We are at a critical juncture in our history, more promising than at any time in recent memory. The country will have a civilian-majority government that came to office through the votes of a multitude of smaller nationality groups for a pan-national party promising political change. If this political transition is to succeed, poverty must be alleviated, corruption curtailed, drug abuse radically reduced, and a host of other social crises addressed that have long blighted our country.
At the beginning of the year my son came to the Kachin state with his newly-wed bride to receive our blessings for his marriage. For the first time I began to think about becoming a grandmother, holding a tiny grandchild and then actually thinking that, at some time in the future, I would welcome a granddaughter or grandson to our home for another happy wedding. What can I pass on to this future generation? What will unfold before their eyes? Snow-capped mountains and orchids hidden in deep forests? Streams rushing downhill to join the great Irrawaddy? Flourishing farmlands?

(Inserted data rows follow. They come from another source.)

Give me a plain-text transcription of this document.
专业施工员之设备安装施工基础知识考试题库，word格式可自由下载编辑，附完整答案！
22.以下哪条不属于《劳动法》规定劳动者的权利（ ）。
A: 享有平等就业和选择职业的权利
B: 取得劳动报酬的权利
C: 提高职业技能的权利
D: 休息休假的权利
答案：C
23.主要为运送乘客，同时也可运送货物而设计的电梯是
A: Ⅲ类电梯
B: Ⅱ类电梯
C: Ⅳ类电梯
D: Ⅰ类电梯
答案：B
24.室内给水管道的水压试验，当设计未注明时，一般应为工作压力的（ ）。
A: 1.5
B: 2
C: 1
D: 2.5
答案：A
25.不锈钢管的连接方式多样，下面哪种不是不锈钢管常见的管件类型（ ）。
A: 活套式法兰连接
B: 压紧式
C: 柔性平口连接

I had a vision of reforested hills in Hpakant, travellers gathering pleasure from the peaceful countryside where camps for internally-displaced persons now dot the hills. I saw organic farmers, where today great swathes of monocultures for export have now displaced the original owners. And I could imagine thriving universities, where drug-addicted young people presently waste away their lives.
These reflections are not simply personal, but concerns that every parent has in our country today. We are now at a critical juncture in our history, more promising than at any time in recent memory. For the first time since the 1950s, the country will have a civilian-majority government that came to office through the votes of a multitude of smaller nationality groups for a pan-national party promising political change.
For non-Burman peoples, however, an underlying question remains, as it has in every political era since independence in 1948: can a multi-ethnic country of such cultural vibrancy and diversity be governed by a party that appears to be led by one majority group?
Problems Confronting the New Government
The transition to democracy in Myanmar has taken over 25 years, and it is still far from complete. The writing of the most recent constitution took 17 years, and it is still not democratic in many respects.
Now, the largely civilian government of the National League for Democracy must deal with a multitude of problems. First and foremost, there is the continuing civil war, which has cost so many lives, disrupted entire communities and prevented the development of a modern state such as we see in other ASEAN countries. Then there is the need for fundamental reform in many aspects of national life, including the judiciary, economics, infrastructure, education and health. And, if political transition is to succeed, poverty must be alleviated, corruption curtailed, drug abuse radically reduced, and a host of other social crises addressed that have long blighted our country.
The road ahead will not be easy for the NLD. With such a national mandate, voters have high expectations, so the party faces pressures not to stumble too obviously as it makes its way in establishing a new government. The NLD must be visibly active in the areas that it has emphasised, notably peace and the rule of law, and it must be able to make recognisable progress in the welfare of the poorer and least-advantaged sectors of society.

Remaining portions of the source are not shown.